It was still raining later in the afternoon when Dobson returned from a trudge along the towpath of the filthy old canal. He came crashing through the door, sopping wet, leaving a trail of puddles in his wake. Marigold Chew eyed him carefully.

“Who is this come a-crashing through the door?” she asked, “Is it Dobson or Doughty, or some zany minglement of both Dobson and Doughty?”

By way of reply, the pamphleteer merely grunted.

“You are sopping wet and leaving a trail of puddles in your wake,” said Marigold Chew, “Nobody could look less like they had been travelling in Arabia Deserta. I’ll put the kettle on.”

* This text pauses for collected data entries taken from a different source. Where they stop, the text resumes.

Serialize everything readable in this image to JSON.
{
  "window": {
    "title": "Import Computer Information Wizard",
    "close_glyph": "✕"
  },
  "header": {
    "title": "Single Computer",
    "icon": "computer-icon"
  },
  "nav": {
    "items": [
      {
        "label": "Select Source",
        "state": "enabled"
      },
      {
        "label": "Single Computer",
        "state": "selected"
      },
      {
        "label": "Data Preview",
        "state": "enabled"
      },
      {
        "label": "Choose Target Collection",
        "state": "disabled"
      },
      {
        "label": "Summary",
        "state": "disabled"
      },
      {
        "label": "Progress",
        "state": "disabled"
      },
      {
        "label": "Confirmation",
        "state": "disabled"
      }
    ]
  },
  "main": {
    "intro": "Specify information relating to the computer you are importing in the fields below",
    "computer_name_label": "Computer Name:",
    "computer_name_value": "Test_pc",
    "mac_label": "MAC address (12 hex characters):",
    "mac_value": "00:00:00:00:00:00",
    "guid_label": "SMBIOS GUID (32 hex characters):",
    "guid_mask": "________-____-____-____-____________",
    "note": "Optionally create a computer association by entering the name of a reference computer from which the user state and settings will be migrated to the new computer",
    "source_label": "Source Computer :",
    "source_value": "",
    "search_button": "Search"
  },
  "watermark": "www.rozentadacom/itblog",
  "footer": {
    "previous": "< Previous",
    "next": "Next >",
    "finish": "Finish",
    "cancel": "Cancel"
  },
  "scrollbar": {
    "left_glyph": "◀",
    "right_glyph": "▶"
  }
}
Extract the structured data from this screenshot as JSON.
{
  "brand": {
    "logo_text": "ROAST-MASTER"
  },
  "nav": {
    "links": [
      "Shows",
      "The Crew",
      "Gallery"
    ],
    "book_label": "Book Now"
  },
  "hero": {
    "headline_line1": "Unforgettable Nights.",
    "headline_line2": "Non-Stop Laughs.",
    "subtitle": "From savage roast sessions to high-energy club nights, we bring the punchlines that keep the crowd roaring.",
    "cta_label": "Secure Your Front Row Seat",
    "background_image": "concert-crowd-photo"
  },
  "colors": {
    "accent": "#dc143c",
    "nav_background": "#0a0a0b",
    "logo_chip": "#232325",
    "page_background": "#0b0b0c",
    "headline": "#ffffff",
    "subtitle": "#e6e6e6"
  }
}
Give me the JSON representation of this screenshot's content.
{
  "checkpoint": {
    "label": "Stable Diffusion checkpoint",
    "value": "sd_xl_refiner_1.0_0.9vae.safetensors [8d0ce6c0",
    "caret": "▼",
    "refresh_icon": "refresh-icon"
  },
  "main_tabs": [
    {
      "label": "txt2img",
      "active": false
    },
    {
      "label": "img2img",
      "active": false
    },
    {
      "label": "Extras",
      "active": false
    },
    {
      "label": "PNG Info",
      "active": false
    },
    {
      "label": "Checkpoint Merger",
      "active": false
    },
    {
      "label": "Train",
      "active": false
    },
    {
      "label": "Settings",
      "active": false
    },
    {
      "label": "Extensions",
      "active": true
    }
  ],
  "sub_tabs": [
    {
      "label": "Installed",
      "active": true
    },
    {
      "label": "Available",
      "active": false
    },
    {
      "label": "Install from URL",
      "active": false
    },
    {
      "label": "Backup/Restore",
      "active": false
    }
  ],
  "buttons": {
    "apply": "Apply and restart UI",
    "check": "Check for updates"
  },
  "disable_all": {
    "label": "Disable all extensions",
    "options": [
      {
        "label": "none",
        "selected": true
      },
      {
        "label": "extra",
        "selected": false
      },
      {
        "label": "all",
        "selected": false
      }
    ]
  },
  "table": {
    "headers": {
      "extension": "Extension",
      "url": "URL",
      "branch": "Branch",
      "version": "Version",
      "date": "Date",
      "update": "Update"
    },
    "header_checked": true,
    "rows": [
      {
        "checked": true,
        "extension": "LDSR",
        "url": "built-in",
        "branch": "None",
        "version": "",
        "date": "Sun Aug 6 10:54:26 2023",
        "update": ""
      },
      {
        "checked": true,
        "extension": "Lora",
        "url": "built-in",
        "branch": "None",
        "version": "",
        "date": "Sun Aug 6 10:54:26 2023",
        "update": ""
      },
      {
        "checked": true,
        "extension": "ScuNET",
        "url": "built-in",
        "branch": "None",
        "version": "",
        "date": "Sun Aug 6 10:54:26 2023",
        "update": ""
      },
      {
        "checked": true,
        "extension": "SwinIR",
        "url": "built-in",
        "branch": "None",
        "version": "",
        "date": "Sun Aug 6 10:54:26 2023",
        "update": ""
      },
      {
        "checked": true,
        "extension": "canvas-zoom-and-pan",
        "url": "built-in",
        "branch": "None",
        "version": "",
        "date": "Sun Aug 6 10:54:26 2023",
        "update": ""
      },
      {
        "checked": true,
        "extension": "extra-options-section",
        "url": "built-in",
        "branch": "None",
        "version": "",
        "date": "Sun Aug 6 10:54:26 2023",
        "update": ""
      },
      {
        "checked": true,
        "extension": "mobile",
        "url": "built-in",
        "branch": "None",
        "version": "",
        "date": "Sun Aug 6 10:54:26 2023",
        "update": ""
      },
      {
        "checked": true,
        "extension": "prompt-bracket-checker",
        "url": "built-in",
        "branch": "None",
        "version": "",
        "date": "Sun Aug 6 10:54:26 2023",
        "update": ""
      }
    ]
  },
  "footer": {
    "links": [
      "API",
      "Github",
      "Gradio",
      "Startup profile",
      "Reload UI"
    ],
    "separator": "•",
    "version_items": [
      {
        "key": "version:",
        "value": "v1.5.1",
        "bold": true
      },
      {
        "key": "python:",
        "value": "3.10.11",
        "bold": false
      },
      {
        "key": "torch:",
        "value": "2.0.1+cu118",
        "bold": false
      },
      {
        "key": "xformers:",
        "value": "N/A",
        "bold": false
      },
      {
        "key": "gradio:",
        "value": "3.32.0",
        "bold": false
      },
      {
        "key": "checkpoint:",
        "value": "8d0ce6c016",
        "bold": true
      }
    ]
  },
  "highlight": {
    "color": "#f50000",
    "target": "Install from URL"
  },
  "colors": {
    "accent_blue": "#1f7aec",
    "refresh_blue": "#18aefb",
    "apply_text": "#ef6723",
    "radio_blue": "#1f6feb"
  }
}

As she went to the kitchen sink, Marigold Chew saw, in the waste bin, the snipped-out photograph of Charles Montagu Doughty’s head, torn in half and scrunched up, the hole pierced by Dobson’s drawing pin visible in the centre of the Doughty forehead.

*

“How are you getting on with your visionary rewriting?” asked Marigold Chew that evening, as she and Dobson sprawled on the sofa. From the Dansette on the sideboard came the finger-tapping hoo-cha of Xavier Cugat and His Orchestra.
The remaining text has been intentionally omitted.